Alastair Reynolds’ debut novel Revelation Space suffered from many of the problems that plague the sci-fi genre (poor characterisation, bad pacing, plot-driven dialogue) but nonetheless displayed a bold imagination and fairly unique vision. Reynolds’ space opera is not an exciting, swashbuckling galaxy stuffed to the brim with interesting alien species and diverse, exotic worlds. Instead, it’s a cold, quiet and eerie place, haunted by the ruins of extinct civilisations, with only a handful of hostile worlds in which humanity has managed to gain a toehold of civilisation. It’s a more realistic portrayal of humanity’s interplanetary future, which treats space as the frightening and dangerous place that it is – the sort of fiction the Alien theme is suitable for.

Galactic North is a collection of eight stories set in the Revelation Space universe, spanning a period from 2200 to 40,000 A.D. I wouldn’t have gone out of my way to read it, but I found it at the library and enjoyed it a lot more than I expected to. From my limited experience Reynolds seems to be better at writing short stories than novels; obviously he has to display more restraint and pare away all the extraneous crap that bloated Revelation Space out, but I also think I’m more tolerant of stilted dialogue in a short, engaging sci-fi story than I am in a long novel.

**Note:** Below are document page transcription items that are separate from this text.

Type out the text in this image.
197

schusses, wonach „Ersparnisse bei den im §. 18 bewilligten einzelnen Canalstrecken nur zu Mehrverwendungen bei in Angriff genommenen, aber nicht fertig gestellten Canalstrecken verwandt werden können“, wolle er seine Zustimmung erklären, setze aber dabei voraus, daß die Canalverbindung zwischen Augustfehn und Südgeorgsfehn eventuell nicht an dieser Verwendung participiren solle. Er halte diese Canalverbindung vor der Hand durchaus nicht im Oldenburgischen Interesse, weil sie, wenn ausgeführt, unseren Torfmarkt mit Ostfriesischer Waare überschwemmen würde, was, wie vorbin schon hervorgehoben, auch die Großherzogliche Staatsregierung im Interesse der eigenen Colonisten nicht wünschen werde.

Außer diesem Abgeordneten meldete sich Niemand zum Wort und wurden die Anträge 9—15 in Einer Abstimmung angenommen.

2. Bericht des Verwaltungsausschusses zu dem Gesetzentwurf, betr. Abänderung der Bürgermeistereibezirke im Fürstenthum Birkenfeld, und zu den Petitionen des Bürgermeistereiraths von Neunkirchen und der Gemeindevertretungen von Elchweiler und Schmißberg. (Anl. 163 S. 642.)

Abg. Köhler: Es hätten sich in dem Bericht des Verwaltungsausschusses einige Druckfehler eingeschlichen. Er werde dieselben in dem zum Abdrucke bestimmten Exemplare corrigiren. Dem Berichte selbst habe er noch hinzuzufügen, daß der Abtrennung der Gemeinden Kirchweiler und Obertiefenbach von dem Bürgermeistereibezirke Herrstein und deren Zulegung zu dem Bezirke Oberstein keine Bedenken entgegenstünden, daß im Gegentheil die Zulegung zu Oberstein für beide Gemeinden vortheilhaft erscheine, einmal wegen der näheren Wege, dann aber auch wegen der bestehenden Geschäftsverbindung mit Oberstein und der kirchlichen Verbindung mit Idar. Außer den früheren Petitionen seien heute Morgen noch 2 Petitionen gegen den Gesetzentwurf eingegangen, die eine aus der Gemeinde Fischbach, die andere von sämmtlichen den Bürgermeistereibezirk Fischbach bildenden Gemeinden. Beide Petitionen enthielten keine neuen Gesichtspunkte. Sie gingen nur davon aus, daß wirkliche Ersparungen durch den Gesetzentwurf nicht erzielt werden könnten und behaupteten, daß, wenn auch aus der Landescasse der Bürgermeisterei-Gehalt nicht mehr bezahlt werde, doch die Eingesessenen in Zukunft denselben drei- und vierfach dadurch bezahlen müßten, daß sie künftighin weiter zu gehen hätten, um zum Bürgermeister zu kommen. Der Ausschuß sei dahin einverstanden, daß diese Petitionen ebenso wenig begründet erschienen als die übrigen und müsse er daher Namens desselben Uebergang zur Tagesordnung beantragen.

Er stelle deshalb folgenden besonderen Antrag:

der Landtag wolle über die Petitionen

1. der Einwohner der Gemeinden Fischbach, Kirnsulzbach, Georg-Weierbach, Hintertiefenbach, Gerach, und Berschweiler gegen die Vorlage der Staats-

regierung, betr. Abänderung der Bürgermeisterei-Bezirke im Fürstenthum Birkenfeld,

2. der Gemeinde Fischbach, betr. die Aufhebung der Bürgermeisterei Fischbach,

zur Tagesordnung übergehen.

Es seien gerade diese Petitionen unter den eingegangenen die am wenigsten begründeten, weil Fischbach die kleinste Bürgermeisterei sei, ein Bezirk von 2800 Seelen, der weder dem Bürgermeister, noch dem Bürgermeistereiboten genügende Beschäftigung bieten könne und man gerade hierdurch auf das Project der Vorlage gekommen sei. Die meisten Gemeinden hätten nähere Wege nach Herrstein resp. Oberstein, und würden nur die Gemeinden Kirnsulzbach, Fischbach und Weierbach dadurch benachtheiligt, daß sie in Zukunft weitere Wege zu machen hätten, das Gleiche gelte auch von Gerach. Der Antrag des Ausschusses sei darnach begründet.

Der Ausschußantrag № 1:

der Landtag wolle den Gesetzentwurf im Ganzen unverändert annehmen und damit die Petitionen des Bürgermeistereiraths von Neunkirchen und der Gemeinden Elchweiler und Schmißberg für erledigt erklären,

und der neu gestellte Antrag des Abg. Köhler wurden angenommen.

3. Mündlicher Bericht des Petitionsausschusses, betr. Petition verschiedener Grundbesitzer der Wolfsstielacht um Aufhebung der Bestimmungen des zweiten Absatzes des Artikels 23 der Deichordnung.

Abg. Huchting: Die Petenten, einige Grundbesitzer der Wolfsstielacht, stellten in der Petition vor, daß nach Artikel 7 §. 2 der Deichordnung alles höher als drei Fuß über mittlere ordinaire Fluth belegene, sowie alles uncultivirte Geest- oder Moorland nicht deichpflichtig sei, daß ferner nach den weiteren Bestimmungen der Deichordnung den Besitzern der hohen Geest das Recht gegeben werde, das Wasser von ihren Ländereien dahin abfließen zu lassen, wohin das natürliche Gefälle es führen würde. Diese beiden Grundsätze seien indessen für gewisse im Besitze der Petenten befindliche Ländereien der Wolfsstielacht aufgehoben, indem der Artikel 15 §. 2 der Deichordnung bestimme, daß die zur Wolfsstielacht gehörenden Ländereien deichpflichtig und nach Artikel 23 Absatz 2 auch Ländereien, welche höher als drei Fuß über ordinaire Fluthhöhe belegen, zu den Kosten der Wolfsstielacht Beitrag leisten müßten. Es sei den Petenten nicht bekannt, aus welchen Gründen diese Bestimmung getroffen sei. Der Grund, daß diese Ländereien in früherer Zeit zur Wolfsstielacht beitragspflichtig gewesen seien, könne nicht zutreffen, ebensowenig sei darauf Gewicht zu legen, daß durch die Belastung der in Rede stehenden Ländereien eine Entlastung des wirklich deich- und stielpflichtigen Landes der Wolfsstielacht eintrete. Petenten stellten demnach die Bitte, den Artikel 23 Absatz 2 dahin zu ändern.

I’m also a sucker for a sci-fi mystery, and most of the stories in here slot into that category – so even when they’re quite basic and don’t amount to much (“Great Wall of Mars,” “Glacial”) I still found them very compelling. The stand-out piece for me was probably “Nightingale,” a creepy body horror story about a hired group of mercenaries attempting to recover a war criminal from a long-lost hospital ship, recently rediscovered at the edge of a star system. Penetrating the darkness within the abandoned ship, they find that it’s not quite as dormant as they suspected, and after a slow burn of horror the story ends with a gruesome twist.

Spanning far more of Reynolds’ imagined galaxy in both space and time, Galactic North doesn’t have quite the same sense of lonely dread that I enjoyed in Revelation Space. It is, nonetheless, a further exploration of a fictional universe very different to most of the other space operas floating around out there. If creepy, Lovecraftian, horror-infused space exploration is your thing, you should definitely check Reynolds out.